While Iam Bank has an ambitious mission, analysts say the startup venture may face some growing pains establishing a foothold in the U.S. market where “challenger banks” have struggled to catch on. “A branch location is an admirable goal, but that’s a significant capital expense to take on, especially if you’re acquiring a branch network in need of a redesign,” said Celent analyst Stephen Greer.

 

Banks are trying to save their online reputations

Perhaps no modern American pastime is as popular as trolling companies on social media. And behind airlines, hating on banks might be the most common. A recent Gallup Poll found that only 27 percent of U.S. residents have a “great deal” or “quite a lot” of confidence in banks.

Now, some banks are trying to fight back.

“If you’re not monitoring your reputational risk online, you’re not only doing yourself a disservice, but probably ignoring something much bigger than you assume or believe to be important,” said Tim McCoy, vp of marketing and e-commerce at InTouch Credit Union.

The Texas-based credit union, which has 20 branches in five states, has been testing software developed by financial technology company Geezeo to monitor the social media review feeds of four branches. McCoy said the he’s seen ratings rise since the company has been using it, particularly for the bank’s main Plano, Texas Branch —  from 2.5 stars to 3.5 stars on Google.

“If your star rating goes up, that’s a relatively easy thing to see, but what is less visible is the effect that has from an SEO standpoint,” said McCoy, who noted that the effort was part of a strategy to improve its placement in Google search results.

“So much of what you see online is people looking for an outlet to vent,” said Jim Craig, vp of consulting services for Geezeo, which launched the product Tuesday to help banks. “Often there’s a disconnect between what you see there and what internal surveys are showing.”

Geezeo, whose main product focus is personal finance management tools for banks and credit unions, said the software scans Facebook and Google reviews to give brands an assessment of their online reputation. It also does keyword searches to identify areas of concern such as long wait times.

Because many reviews tended to be negative, following a discussion with the bank, Geezeo worked with the client to find ways to encourage more customers to leave reviews. According to Geezeo, InTouch has experienced a 132 percent increase in customer sentiment on Google.

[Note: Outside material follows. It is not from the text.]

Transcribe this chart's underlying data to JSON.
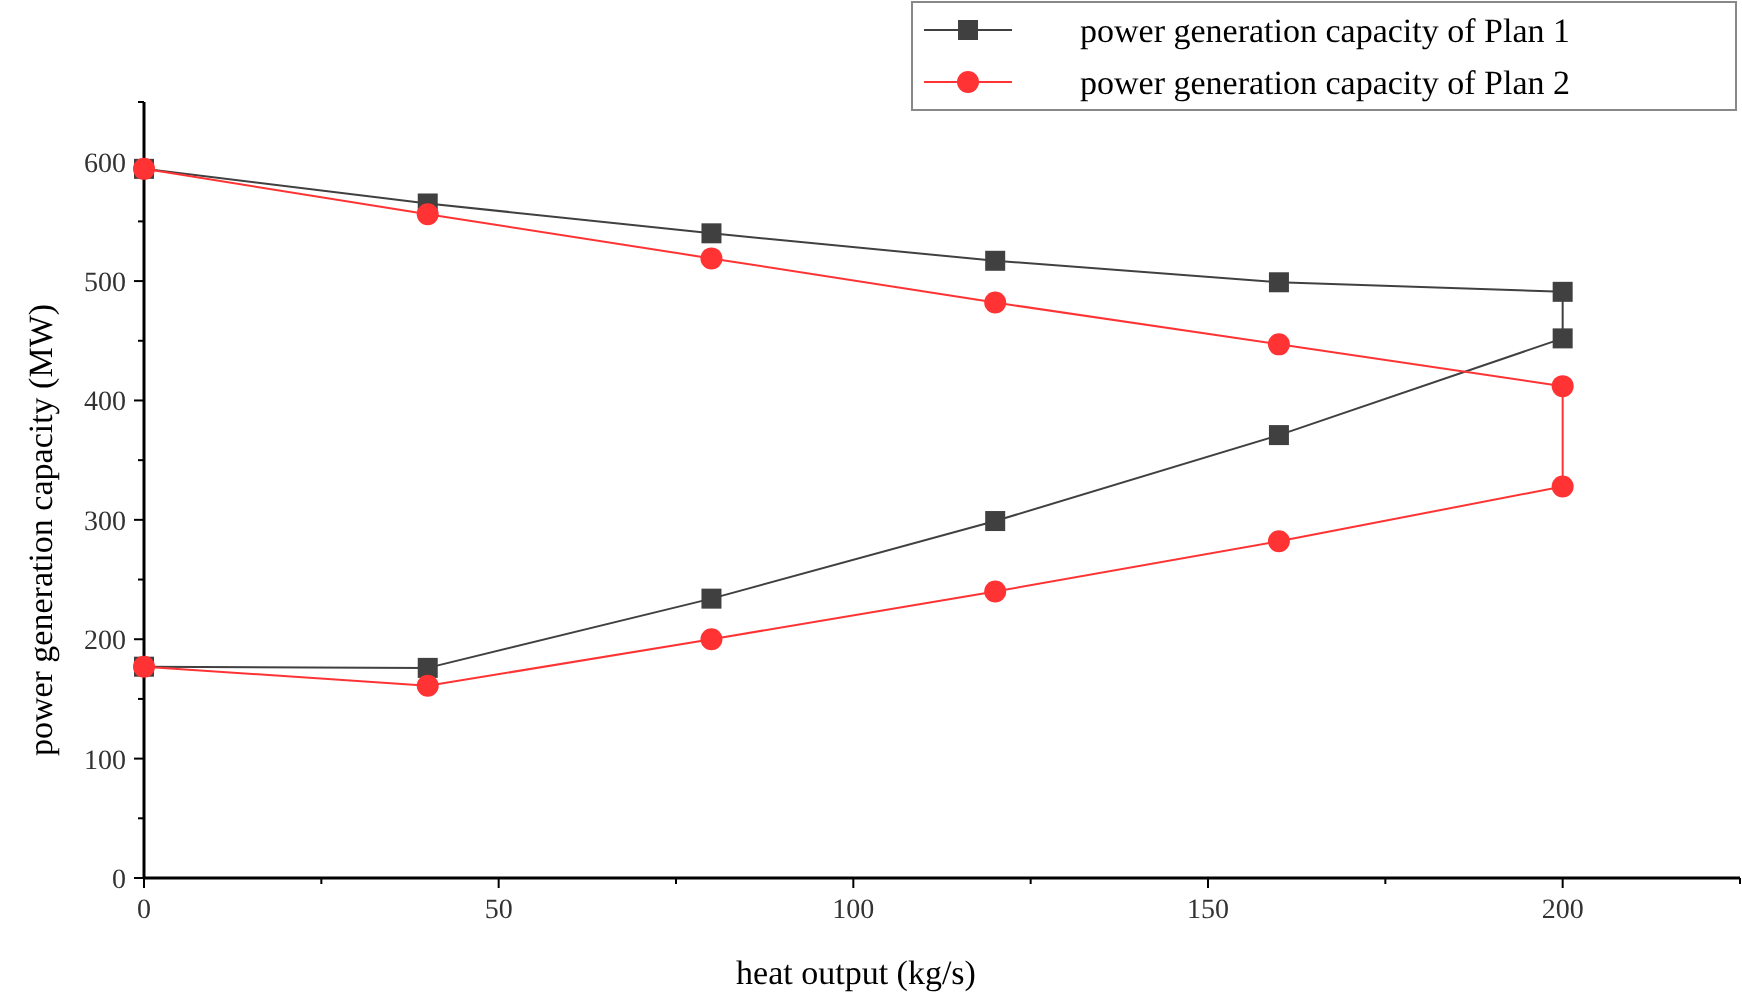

“In most cases, people are very happy with their local bank or credit union, but that’s not being reflected in their online platforms,” he said. The software could be used by any bank, but Craig said he expects most business to come from banks and credit unions with assets between $500 million to $2 billion.

While Twitter, Instagram and other platforms were relevant to online reputation, the company said Facebook and Google have the most lasting effect (particularly for searches) and that’s why the software is focusing on them.

InTouch said it worked with Geezeo to approach a couple of hundred customers in each of the targeted branches by email who were encouraged to post reviews. When asked if the move was a means to populate the platforms with mostly positive feedback, McCoy said customers were not given incentives to leave stellar reviews.

These are not bought, we’re just asking members what they think about us,” McCoy said. “I have no interest in gaming the system, but I’ve heard of other platforms buying or manufacturing reviews to improve scores and that’s not what this is.”

Mark Arnold, a branding consultant who works with finance companies, said it’s important for banks to boost online reputations by capturing good customer experiences, but the emphasis should be on superior service that organically drives positive online feedback.

“You need to be doing such great service and products that they’ll naturally want to do that.”